The main problem of Zschäpe’s “old counsel” is how to justify for themselves, but also to the world, why they are holding a closing statement against the clear will of their client and contrary to her own statement in court. Heer solved this problem in a rather abstruse manner by claiming that  neither Zschäpe’s statements to police officer after her arrest nor the statement read out in court by her counsel of trust could be held against her, the latter since counsel Borchert and Grasel had missed large parts of the evidence heard in court, since Zschäpe had not been able to analyze that evidence, and since Zschäpe’s statement in court had been based on deceit, the public and the court having fooled Zschäpe into thinking she had to make a statement since her “old counsel” had chosen the wrong strategy, the court having purposely driven a wedge between Zschäpe and her old counsel.

During Heer’s statement, it became clear that he is justifying not his client, but rather his own defense activities. To Heer, the fact that the police had tricked Zschäpe into making “small talk” with them – even though he had “forbidden” them to do so – seems to be an attack on himself, not on his client’s defense rights. The same is true for the court rejecting his motions, for Zschäpe’s decision to change counsel thinking that an absurd statement was a better defense strategy than Heer’s smart-alec attempts at procedural arguments.

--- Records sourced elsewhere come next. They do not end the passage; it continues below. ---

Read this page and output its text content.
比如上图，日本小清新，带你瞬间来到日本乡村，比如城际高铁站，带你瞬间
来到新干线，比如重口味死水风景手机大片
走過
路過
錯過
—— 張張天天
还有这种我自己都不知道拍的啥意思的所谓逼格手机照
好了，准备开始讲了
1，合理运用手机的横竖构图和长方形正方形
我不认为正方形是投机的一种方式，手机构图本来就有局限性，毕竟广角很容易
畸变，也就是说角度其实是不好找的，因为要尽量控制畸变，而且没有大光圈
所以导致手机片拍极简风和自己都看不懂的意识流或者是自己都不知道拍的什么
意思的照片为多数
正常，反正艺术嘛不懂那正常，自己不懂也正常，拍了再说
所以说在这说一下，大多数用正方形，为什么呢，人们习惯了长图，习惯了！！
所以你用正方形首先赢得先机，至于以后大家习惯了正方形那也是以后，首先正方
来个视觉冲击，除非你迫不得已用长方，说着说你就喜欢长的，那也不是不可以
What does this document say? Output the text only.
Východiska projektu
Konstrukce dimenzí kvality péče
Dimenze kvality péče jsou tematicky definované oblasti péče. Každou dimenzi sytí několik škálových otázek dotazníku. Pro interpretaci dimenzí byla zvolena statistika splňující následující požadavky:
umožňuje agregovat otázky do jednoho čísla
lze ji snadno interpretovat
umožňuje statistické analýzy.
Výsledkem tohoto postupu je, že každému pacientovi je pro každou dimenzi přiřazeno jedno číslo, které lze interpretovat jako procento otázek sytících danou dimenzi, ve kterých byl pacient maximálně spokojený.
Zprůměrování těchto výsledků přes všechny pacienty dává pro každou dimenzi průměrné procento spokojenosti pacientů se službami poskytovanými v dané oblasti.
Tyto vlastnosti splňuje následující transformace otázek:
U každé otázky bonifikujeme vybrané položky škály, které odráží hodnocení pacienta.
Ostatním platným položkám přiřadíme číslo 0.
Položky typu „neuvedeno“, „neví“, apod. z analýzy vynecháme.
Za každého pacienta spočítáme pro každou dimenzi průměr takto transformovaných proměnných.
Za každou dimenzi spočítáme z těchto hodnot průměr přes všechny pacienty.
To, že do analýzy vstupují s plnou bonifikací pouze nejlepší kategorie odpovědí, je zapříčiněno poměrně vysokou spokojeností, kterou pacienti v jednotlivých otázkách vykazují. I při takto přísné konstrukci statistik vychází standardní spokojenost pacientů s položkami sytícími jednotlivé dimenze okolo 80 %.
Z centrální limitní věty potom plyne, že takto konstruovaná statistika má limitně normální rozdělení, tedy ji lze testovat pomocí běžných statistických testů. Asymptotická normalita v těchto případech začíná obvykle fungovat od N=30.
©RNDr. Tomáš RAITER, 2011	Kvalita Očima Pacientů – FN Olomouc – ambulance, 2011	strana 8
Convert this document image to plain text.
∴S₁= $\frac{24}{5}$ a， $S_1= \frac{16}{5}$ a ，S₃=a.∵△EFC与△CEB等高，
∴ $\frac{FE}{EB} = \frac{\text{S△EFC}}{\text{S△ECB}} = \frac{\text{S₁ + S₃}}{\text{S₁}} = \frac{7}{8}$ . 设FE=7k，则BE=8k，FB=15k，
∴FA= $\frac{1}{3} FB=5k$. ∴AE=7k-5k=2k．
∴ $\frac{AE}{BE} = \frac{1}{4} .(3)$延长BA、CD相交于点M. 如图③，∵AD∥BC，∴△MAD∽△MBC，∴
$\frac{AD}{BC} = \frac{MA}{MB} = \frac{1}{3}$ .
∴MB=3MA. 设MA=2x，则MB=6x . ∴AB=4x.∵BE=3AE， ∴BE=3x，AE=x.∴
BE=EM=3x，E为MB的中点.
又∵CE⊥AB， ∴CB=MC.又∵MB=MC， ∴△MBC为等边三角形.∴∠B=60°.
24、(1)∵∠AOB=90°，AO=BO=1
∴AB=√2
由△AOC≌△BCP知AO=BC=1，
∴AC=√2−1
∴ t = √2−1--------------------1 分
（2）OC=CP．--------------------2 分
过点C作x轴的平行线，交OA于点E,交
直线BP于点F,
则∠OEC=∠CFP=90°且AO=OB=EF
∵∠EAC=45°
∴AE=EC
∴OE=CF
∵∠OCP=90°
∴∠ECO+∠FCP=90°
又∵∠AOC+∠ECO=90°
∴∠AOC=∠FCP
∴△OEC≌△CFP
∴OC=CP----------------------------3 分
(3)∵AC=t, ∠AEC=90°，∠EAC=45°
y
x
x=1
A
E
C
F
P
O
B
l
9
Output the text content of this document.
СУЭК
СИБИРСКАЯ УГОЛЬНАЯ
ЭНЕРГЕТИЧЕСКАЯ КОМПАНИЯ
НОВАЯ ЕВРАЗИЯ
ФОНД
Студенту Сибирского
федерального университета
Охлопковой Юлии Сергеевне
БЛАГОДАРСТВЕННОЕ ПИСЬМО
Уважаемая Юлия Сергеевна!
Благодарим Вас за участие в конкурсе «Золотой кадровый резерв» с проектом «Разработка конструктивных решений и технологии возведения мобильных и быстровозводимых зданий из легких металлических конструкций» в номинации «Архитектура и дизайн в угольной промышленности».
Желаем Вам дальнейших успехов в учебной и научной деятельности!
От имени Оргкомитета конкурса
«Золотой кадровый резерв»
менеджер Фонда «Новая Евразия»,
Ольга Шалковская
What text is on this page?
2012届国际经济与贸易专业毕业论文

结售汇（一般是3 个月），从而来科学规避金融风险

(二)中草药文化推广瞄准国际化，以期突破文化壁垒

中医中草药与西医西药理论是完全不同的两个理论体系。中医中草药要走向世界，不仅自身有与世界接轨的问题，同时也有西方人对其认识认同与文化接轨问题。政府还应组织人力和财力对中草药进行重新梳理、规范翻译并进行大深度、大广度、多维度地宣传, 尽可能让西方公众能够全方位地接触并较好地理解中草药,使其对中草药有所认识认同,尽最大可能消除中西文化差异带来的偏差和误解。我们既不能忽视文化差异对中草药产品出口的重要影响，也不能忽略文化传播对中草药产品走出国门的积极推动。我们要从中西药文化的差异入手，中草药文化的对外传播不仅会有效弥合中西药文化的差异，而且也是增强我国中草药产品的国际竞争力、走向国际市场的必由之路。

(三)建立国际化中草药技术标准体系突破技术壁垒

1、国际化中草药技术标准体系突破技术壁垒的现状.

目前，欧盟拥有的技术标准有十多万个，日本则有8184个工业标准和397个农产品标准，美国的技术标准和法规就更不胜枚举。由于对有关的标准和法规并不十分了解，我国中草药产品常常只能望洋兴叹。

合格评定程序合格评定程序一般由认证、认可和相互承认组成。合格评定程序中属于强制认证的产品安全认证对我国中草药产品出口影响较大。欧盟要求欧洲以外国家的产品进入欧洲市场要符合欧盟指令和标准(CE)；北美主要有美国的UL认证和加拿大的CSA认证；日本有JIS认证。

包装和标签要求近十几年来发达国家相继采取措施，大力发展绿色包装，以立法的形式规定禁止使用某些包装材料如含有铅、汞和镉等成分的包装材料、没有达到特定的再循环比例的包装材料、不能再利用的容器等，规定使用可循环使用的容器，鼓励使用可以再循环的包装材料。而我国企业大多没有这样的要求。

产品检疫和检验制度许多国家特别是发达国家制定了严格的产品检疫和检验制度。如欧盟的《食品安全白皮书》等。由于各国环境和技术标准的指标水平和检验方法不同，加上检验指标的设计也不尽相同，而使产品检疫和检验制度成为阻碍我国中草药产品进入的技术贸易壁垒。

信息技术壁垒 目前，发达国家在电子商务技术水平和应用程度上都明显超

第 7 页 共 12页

Heer did not seem to realize that his arguments rob his client of all agency, that he presents her as unable to make her own decision to make a statement in court. He simply does not see that the autonomy and freedom of an accused also include the right to an objectively unreasonable choice. What could not be derived from his statement so far is any hint of self-criticism, any willingness to consider why he and his colleague had apparently been totally unable to get Zschäpe to realize why silence would indeed have been the best defense strategy.